Tal como os filmes que citei na linha anterior, só vi The Hurt Locker uma vez, há uns anos, mas é um filme em que o comportamento obsessivo do protagonista parece comunicar com uma perdida classe de personagens oriundas de uma literatura — bem masculina — feita de pungentes e desarmantes relatos de experiências-limite.
Com efeito, é nas páginas de Joseph Conrad que encontro o mais perfeito simbionte da criatura cinematografada por Bigelow — no conto The Secret Sharer, contido no livro 'Twixt Land and Sea, um capitão retido em terra há demasiado tempo diz o seguinte ao, finalmente, regressar ao mar: «De repente, regozijei-me com a grande segurança do mar, em comparação com a inquietação da terra, com a escolha de uma vida sem tentações, que não apresenta problemas inquietantes, e investida de uma beleza moral elementar pela absoluta simplicidade do seu apelo e pela singeleza do seu propósito.» Esta é a chave para desencriptar a conduta do oficial desarmador de explosivos que, no filme de Bigelow, incapaz de relacionar-se com a complexidade do dia-a-dia familiar, decide tudo abandonar para seguir em exclusivo a sua carreira suicidária.
Ao contrário do que se poderia pensar (de modo natural, mas superficial), é a fuga para a «singeleza do seu propósito» que o empurra para o cenário de guerra, no qual sobreviver ou morrer são as únicas hipóteses possíveis. Não é, pois, o suposto aborrecimento da vida doméstica que desengatilha um novo alistamento, mas a inquietação diante de um mundo despido da «beleza moral elementar» — entomológica, até — das experiências-limite.
A domesticidade suburbana, esfera que roda num eixo demasiado imprevisível, pleno de afectos e preocupações, apresenta-se mais hostil ao veterano que os panoramas infernais da guerra.

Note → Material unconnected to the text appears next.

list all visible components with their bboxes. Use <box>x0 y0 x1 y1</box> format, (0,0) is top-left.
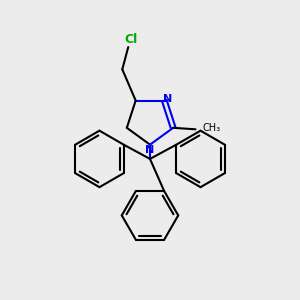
Text: N: N <box>163 94 172 104</box>
Text: N: N <box>146 145 154 155</box>
Text: CH₃: CH₃ <box>202 123 220 133</box>
Text: Cl: Cl <box>124 33 137 46</box>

O mar para o capitão e as explosões para o soldado são lugares de culto da mesma ordem que um mosteiro para um monge. O facto desta sensibilidade ascética masculina ter sido tão bem transplantada para a tela por Bigelow testemunha todo o seu talento como cineasta.
A coincidência do livro e do disco comprados nesse dia prolonga-se no carácter nietzschiano desta personagem: aquilo que ela procura na intimidade com a bomba, eu diria que Nietzsche procurou no contacto com a escrita — extraordinariamente influenciado pela sua experiência como compositor, o texto de Nietzsche quer desarmar explosivos através do engenho filosófico mais temerário. Une-os o argênteo cordão da «absoluta simplicidade do seu apelo» e «a singeleza do seu propósito».
Nesse tempo não conhecia a obra de Bigelow, mas o texto abriu o meu interesse — um pouco mais à frente iria ver alguns dos seus filmes, como Near Dark, Point Break e Strange Days (por partida do destino, ainda não vi Blue Steel).
Tal como os filmes que citei na linha anterior, só vi The Hurt Locker uma vez, há uns anos, mas é um filme em que o comportamento obsessivo do protagonista parece comunicar com uma perdida classe de personagens oriundas de uma literatura — bem masculina — feita de pungentes e desarmantes relatos de experiências-limite.
Com efeito, é nas páginas de Joseph Conrad que encontro o mais perfeito simbionte da criatura cinematografada por Bigelow — no conto The Secret Sharer, contido no livro 'Twixt Land and Sea, um capitão retido em terra há demasiado tempo diz o seguinte ao, finalmente, regressar ao mar: «De repente, regozijei-me com a grande segurança do mar, em comparação com a inquietação da terra, com a escolha de uma vida sem tentações, que não apresenta problemas inquietantes, e investida de uma beleza moral elementar pela absoluta simplicidade do seu apelo e pela singeleza do seu propósito.» Esta é a chave para desencriptar a conduta do oficial desarmador de explosivos que, no filme de Bigelow, incapaz de relacionar-se com a complexidade do dia-a-dia familiar, decide tudo abandonar para seguir em exclusivo a sua carreira suicidária.
Ao contrário do que se poderia pensar (de modo natural, mas superficial), é a fuga para a «singeleza do seu propósito» que o empurra para o cenário de guerra, no qual sobreviver ou morrer são as únicas hipóteses possíveis. Não é, pois, o suposto aborrecimento da vida doméstica que desengatilha um novo alistamento, mas a inquietação diante de um mundo despido da «beleza moral elementar» — entomológica, até — das experiências-limite.
A domesticidade suburbana, esfera que roda num eixo demasiado imprevisível, pleno de afectos e preocupações, apresenta-se mais hostil ao veterano que os panoramas infernais da guerra. O mar para o capitão e as explosões para o soldado são lugares de culto da mesma ordem que um mosteiro para um monge. O facto desta sensibilidade ascética masculina ter sido tão bem transplantada para a tela por Bigelow testemunha todo o seu talento como cineasta.
A coincidência do livro e do disco comprados nesse dia prolonga-se no carácter nietzschiano desta personagem: aquilo que ela procura na intimidade com a bomba, eu diria que Nietzsche procurou no contacto com a escrita — extraordinariamente influenciado pela sua experiência como compositor, o texto de Nietzsche quer desarmar explosivos através do engenho filosófico mais temerário. Une-os o argênteo cordão da «absoluta simplicidade do seu apelo» e «a singeleza do seu propósito».